Leboucher’s interest is driven in part by concerns over the cost of custom silicon — the application-specific integrated circuits (ASICs) used in purpose-built 5G networks. “It creates an opportunity to bring a general-purpose chipset instead of an ASIC implementation,” he told Light Reading at last week’s FutureNet World event in London. “I think we could, at some point, benefit from the economies of scale of new chipsets. That could be Nvidia.”

The rationale is much easier to understand than arguments about 5G for autonomous vehicles. Chip manufacturing is already expensive, and both Nokia and Ericsson expect component costs to rise further this year amid relentless AI demand. At the same time, the RAN market remains relatively small and has contracted. According to market research firm Omdia, telco spending fell from $45 billion in 2022 to $35 billion last year and is expected to stay at that level. In that context, it is increasingly difficult to justify designing high-cost chips with limited reuse outside telecom.

Image Credit: Orange

Last year, Nvidia spent about $18.5 billion on research and development, generated nearly $216 billion in revenue, and reported a gross margin of more than 70%. Its financial strength is not in question. If telecom operators can use its GPUs for RAN software, they may face less pressure to secure the long-term economics of 5G and 6G development. That alone could be enough to support the case for Nvidia. The counterarguments are cost and power consumption. By design, custom silicon is optimized for a specific workload and will always outperform a more general-purpose processor at that task. An Nvidia GPU in the RAN could therefore be seen as excessive — like using a crop duster to water a hanging basket.

Leboucher, believes that Nokia and Nvidia are developing something far more compact than a typical data-center deployment. “It is not a Blackwell GPU,” he said, referring to Nvidia’s current hyperscaler-class product line. “I have an understanding it’s something which is a little bit smaller.” One of the first GPU-based products is expected to come on a card that Orange can insert into an existing Nokia AirScale chassis.

He is also interested in replacing traditional RAN algorithms with AI to improve spectral efficiency and overall performance.
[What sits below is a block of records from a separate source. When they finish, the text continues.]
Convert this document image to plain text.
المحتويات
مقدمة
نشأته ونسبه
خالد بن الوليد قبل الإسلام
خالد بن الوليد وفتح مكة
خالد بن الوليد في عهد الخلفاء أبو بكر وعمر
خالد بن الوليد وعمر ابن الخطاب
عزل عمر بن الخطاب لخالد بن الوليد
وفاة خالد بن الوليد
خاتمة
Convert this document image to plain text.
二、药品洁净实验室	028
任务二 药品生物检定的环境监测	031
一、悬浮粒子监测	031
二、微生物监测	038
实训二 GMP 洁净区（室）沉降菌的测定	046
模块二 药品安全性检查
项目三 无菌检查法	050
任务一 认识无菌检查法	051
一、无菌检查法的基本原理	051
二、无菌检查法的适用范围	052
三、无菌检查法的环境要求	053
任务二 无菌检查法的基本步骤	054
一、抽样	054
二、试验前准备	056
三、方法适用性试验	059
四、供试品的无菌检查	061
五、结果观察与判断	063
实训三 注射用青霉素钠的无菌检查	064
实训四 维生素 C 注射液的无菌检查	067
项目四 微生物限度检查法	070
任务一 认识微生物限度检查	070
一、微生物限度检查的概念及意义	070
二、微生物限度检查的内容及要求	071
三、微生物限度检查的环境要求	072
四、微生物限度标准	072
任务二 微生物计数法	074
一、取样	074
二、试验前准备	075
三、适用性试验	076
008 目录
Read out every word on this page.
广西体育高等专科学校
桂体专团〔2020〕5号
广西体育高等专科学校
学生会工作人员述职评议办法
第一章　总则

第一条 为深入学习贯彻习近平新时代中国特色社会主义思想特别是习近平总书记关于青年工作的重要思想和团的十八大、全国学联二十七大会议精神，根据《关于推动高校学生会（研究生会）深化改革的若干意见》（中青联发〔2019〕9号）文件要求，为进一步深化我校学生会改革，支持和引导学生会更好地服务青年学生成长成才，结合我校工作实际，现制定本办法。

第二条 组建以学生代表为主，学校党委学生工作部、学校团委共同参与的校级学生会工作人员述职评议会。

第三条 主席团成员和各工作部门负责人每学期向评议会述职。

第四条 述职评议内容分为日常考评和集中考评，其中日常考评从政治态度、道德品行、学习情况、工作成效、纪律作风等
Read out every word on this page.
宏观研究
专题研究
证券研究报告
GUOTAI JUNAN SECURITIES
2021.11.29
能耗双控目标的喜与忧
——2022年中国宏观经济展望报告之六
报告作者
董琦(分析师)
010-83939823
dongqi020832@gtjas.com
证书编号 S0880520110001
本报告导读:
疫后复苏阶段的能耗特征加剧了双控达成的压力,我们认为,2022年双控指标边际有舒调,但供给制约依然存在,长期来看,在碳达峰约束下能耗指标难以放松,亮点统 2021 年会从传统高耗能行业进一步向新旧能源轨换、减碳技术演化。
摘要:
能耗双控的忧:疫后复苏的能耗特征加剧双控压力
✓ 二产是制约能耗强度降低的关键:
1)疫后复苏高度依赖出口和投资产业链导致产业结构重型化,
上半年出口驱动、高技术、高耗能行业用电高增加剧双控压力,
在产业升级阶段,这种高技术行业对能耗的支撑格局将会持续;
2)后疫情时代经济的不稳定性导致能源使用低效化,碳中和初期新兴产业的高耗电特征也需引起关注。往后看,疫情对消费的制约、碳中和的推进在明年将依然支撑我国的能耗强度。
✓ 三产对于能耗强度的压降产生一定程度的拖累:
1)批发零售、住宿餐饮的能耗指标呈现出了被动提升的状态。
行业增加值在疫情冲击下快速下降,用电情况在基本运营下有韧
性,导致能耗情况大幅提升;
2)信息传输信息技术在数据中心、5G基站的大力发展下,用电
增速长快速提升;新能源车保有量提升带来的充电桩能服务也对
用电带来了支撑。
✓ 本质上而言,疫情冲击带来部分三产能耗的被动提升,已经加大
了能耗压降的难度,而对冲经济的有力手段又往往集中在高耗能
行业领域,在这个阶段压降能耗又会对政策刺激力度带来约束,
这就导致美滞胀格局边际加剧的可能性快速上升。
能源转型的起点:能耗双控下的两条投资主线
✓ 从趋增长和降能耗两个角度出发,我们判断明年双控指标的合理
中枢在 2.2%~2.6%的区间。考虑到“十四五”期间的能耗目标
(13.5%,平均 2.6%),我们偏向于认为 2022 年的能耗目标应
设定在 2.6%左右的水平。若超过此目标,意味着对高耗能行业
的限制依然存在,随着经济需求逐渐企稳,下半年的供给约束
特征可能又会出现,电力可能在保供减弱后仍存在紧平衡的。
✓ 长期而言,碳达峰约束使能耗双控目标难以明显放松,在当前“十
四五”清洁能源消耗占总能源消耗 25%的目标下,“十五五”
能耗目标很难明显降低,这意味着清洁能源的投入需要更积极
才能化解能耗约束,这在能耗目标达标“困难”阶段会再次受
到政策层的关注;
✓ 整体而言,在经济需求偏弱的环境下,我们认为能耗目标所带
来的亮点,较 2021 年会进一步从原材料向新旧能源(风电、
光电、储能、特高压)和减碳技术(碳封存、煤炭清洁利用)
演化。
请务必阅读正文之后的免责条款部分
Through trials with Nokia and Nvidia, Orange wants to determine whether a GPU is actually required to capture the full benefit. “We can completely rethink the way we are doing algorithms today, using AI for the radio Layer 1,” he said, referring to the most compute-intensive part of the RAN software stack. Some of the “AI-RAN” narrative still sounds “a little bit like science fiction,” Leboucher admitted. “But I think there are some very interesting ideas behind that. We want to understand where we are.”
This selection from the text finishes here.